Measuring the protection gap is first step towards innovation

In order to bridge the so-called protection gap between insured and non-insured losses especially in relation to emerging risks and emerging markets, the gap must first be properly measured, Alkis Tsimaratos, managing director and head of Europe West at Willis Re, told Baden-Baden Today.

He said that while many of the risks this protection gap applies to are complex, some are measurable and this often represents the first step towards innovation and finding a solution.

“For innovation on the gap to happen, you first need measurement,” Tsimaratos said.

“We increasingly live in a world where risk takers need to measure the risk they take by quantifying it—not only because it’s good practice, but also because the regulators and ratings agencies ask them to.”

He doesn’t see the gap being filled until risk takers are capable of modelling what the underlying risk is.

By contrast, for mainstream risk Tsimaratos believes innovation has already taken place.

“Innovation for the core, well-known risks has already taken place,” he said. “You can see a lot of multiline and multi-year programmes, and you can see retrospective covers being bought for earnings.”

With regard to bridging the gap, Tsimaratos said there must be innovation around the way the risk is both captured and measured.
Using cyber risk as an example, the gap is linked to the industry’s inability to measure systemic risk.

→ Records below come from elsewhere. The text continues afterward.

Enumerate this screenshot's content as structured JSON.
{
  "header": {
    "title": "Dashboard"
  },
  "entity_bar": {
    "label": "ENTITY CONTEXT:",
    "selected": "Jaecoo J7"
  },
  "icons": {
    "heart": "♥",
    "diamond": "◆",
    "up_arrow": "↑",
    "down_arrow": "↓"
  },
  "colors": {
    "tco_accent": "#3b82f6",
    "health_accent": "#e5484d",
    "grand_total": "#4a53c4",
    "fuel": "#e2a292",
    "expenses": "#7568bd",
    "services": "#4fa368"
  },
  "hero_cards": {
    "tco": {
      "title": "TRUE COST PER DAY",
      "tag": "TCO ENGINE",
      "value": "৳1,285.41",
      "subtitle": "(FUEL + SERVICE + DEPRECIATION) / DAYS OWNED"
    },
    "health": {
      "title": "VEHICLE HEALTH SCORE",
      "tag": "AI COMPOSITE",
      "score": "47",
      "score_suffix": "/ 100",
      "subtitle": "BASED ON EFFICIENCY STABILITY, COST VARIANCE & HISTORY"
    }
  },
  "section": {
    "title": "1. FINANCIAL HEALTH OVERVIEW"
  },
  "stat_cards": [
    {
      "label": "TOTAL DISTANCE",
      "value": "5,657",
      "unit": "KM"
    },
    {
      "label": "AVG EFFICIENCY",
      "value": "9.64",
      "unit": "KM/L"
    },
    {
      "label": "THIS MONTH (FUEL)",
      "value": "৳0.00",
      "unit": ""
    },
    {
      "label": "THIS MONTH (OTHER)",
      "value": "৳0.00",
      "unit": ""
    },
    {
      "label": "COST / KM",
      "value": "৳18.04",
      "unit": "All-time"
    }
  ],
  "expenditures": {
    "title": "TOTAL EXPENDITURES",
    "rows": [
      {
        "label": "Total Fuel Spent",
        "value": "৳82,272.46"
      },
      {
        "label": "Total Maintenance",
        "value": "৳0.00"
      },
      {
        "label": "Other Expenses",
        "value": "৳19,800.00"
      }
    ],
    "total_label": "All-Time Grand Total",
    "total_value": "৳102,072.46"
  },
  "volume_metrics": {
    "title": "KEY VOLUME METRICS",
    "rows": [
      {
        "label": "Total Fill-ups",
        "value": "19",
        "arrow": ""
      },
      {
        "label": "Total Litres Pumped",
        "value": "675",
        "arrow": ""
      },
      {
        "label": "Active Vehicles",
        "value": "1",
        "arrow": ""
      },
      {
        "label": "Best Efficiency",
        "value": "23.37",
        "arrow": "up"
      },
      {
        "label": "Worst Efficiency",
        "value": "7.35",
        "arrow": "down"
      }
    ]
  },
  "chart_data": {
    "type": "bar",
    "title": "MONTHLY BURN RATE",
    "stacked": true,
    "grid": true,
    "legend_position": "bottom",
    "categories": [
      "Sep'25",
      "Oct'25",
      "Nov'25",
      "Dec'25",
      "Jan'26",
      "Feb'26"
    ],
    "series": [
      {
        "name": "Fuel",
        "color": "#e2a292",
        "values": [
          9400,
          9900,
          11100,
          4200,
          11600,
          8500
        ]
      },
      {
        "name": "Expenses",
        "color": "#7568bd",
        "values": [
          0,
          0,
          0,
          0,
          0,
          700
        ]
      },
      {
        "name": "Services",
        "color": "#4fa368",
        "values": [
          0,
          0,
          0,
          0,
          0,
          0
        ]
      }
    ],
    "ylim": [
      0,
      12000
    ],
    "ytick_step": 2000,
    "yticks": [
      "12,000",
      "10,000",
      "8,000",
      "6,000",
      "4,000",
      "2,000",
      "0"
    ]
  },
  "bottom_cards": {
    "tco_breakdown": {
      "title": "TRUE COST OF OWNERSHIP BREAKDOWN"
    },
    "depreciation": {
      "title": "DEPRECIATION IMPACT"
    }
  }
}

Tools are being developed that attempt to do this, including Willis Re’s cyber-modelling tool PRISM-Re, which was launched in February 2015.

Using this cyber-modelling tool, an insurer’s exposure to data breaches can be measured and facilities set up to cover the measured gap that is created.

“That’s really powerful, because you step into a client’s environment, you measure that risk—and then transfer that to the market,” Tsimaratos said.

Another example he cites relates to mass lapse risk in relation to life insurance—a key driver of Solvency II requirements for life insurance companies.

“In the past, that wasn’t a driver, it was a risk. But now we have all the numbers on mass lapse, we can engineer structures that will affect that number, and that means we now have covers taking place to try and protect that mass lapse element in the solvency capital requirement,” he said.